Tremplin vers une carrière d'acteur pour bon nombre de rappeur U.S (The murder was the case: the movie avec Snoop Doggy Dogg, alors qu'est-ce qu'on attend?), les G-movies ont, comme beaucoup de genres, laissé apparaitre un tas de nanars, pour la plupart disponibles chez nous en "direct to vidéo" pour combler la fascination des fans hardcore de G-funk. C'était l'occasion pour les boutonneux (parle pour toi) que nous étions de découvrir la "street life" comptée par nos rappeurs préférés. Il y avait Original Gangsta (Pam Grier), Above the Rim (Gangball, avec 2pac, dans votre VidéoFutur de l'époque), Sunset Park (connu pour sa B.O immense), Poetic justice (pour les fleurs bleues), The Substitute (avec Tom Berenger, repenti depuis) et son clone féminin Dangerous Mind (Esprits rebelles, sur lequel Coolio nous faisait hocher la tête avec son Gangsta's Paradise, et dont Michel Pfeiffer ne s'est jamais remise) ou encore New Jack City de Mario Van Peebles avec Westley Snipes et Ice-T. Film phare des G-movies qui ont pullulé pendant les années 90, à l'instar de Boyz in The Hood qui révéla John Singleton (Il fait quoi maintenant ?...), Menace 2 Society frappe pour son portrait encore vrai aujourd'hui (voir pire) de la "Ghettoyouth attitude" comme le disent les casquettes vertes des tours HLM. Par exemple, O-dog reste un personnage culte (voir la scène du burger) malgré le surjeu de Larenz Tate. Les femmes, le machisme et la fierté masculine, l'amitié "virile", la mentale, tous les détails de la vie de voyous, de gangster même, sont présents. Le film frappe au visage comme un coup droit "d'Iron Mike" Tyson car dans les gangs de L.A, contrairement aux Affranchis et autres mafias comme on les connait, pour la moindre broutille tout prend une dimension paroxysmique. Le moindre mot de trop, le moindre pas hors des clous se paie cher et sur la place publique. Pour grandir, on doit écraser les autres, si possible en toute impunité et de manière désinvolte, au risque de ce faire écraser soi-même.

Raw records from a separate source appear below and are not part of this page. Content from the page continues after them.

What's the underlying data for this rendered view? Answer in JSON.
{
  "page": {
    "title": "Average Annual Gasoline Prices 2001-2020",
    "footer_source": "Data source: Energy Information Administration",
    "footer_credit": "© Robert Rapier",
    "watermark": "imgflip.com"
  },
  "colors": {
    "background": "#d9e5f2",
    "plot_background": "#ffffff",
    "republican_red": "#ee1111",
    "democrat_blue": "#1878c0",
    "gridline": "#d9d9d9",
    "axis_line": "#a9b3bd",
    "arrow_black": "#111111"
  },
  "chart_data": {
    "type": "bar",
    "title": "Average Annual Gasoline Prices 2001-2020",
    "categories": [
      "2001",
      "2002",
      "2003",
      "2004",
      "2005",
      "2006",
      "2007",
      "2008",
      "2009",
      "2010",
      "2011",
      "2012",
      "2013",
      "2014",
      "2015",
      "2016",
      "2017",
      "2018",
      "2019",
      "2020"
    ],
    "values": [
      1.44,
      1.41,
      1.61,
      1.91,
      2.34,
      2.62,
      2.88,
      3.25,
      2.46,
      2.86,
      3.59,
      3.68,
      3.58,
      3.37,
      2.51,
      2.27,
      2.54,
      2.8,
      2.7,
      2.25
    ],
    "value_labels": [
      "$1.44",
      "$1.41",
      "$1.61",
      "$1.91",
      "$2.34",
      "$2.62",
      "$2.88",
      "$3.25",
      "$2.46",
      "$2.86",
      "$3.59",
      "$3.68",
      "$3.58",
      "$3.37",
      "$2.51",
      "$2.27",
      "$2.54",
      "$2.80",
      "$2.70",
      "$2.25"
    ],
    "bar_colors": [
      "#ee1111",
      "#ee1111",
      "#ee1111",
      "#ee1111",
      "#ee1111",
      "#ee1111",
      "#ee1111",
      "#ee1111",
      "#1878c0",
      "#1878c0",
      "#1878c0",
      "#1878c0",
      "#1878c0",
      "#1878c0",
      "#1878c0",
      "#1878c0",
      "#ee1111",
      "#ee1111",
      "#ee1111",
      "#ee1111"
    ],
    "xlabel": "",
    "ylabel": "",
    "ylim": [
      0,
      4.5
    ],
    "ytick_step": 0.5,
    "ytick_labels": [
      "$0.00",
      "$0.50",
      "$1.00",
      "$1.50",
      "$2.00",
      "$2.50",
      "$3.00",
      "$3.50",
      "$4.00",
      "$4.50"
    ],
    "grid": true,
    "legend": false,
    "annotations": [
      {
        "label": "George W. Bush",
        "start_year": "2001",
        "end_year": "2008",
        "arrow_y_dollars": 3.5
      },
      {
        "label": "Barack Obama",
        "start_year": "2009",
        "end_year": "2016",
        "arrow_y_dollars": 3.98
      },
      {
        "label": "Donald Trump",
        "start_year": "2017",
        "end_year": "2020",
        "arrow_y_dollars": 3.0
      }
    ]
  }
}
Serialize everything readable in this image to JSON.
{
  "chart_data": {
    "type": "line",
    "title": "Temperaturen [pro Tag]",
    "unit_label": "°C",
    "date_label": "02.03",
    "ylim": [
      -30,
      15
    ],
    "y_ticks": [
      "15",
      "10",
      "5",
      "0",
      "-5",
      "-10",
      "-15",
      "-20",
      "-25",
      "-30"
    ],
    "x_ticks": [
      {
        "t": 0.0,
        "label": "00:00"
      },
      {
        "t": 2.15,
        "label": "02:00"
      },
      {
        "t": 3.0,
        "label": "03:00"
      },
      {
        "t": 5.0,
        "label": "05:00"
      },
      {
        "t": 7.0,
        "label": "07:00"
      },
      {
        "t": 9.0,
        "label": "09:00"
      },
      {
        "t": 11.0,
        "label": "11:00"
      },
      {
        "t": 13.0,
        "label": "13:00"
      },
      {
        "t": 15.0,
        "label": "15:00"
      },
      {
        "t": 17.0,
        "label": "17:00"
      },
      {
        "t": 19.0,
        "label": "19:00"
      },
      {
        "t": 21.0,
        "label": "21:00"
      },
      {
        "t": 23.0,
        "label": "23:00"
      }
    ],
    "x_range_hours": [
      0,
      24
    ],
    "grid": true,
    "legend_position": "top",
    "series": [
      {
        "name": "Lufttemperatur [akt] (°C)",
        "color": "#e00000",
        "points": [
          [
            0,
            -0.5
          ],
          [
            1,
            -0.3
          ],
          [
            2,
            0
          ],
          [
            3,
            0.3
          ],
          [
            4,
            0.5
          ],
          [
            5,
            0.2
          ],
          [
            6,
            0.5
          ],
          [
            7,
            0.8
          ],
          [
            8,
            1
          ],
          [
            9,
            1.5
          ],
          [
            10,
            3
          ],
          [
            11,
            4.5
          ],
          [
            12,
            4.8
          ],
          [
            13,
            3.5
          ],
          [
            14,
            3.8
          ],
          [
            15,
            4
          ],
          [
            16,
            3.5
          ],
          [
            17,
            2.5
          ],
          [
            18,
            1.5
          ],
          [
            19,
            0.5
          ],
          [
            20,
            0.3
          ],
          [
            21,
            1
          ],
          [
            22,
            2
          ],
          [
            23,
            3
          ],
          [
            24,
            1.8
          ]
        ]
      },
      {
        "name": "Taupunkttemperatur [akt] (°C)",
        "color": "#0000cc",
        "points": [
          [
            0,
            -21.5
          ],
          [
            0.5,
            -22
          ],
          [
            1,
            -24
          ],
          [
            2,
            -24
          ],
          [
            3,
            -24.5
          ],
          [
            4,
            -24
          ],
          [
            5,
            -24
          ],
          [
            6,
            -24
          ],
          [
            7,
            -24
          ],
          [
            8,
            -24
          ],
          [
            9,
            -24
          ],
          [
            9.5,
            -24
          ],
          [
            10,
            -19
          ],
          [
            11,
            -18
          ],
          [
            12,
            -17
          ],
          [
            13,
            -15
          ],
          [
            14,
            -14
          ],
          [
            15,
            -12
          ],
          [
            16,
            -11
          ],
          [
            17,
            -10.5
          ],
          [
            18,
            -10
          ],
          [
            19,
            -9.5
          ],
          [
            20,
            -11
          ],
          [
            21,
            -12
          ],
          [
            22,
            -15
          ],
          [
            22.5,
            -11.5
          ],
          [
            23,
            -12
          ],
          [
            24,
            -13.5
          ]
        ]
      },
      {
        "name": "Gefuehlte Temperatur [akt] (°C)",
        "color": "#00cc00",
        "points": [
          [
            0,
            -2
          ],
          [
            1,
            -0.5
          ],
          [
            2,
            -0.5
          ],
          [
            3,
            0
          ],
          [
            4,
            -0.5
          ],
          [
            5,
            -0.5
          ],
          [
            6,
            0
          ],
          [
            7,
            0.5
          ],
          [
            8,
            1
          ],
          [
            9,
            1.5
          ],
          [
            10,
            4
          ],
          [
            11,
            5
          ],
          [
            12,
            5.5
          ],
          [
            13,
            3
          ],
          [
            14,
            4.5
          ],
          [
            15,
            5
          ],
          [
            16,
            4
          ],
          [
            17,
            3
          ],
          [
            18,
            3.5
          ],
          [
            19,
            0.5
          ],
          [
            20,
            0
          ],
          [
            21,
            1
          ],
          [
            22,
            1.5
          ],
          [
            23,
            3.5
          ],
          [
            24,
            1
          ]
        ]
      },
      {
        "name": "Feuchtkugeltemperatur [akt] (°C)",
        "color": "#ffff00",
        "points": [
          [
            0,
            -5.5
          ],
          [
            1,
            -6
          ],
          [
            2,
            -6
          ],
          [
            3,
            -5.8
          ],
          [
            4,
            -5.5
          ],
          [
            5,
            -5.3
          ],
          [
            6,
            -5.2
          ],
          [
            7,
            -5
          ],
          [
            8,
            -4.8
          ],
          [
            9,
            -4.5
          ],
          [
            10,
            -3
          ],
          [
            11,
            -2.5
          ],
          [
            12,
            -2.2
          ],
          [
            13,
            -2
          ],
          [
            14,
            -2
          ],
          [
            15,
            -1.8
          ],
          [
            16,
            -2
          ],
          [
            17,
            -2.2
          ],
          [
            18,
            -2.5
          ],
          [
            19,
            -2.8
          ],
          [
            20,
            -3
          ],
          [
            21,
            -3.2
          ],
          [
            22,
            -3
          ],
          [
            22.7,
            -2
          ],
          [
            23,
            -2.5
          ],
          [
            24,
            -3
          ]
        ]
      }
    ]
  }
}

C'est peut-être aussi le sort réservé aux Frères Hughes une fois arrivés à Hollywood sur le piédestal cannois. Avec leur jeune âge, les frangins n'ont pas tant brillé par la suite, malgré des projets alléchants (From Hell , adapté du roman graphique d'Allan Moore, rien que ça). Il faudra attendre 2010 et Le livre d'Eli pour les retrouver en forme. Maintenant que le tour de chauffe est fait on a hâte de voir la suite.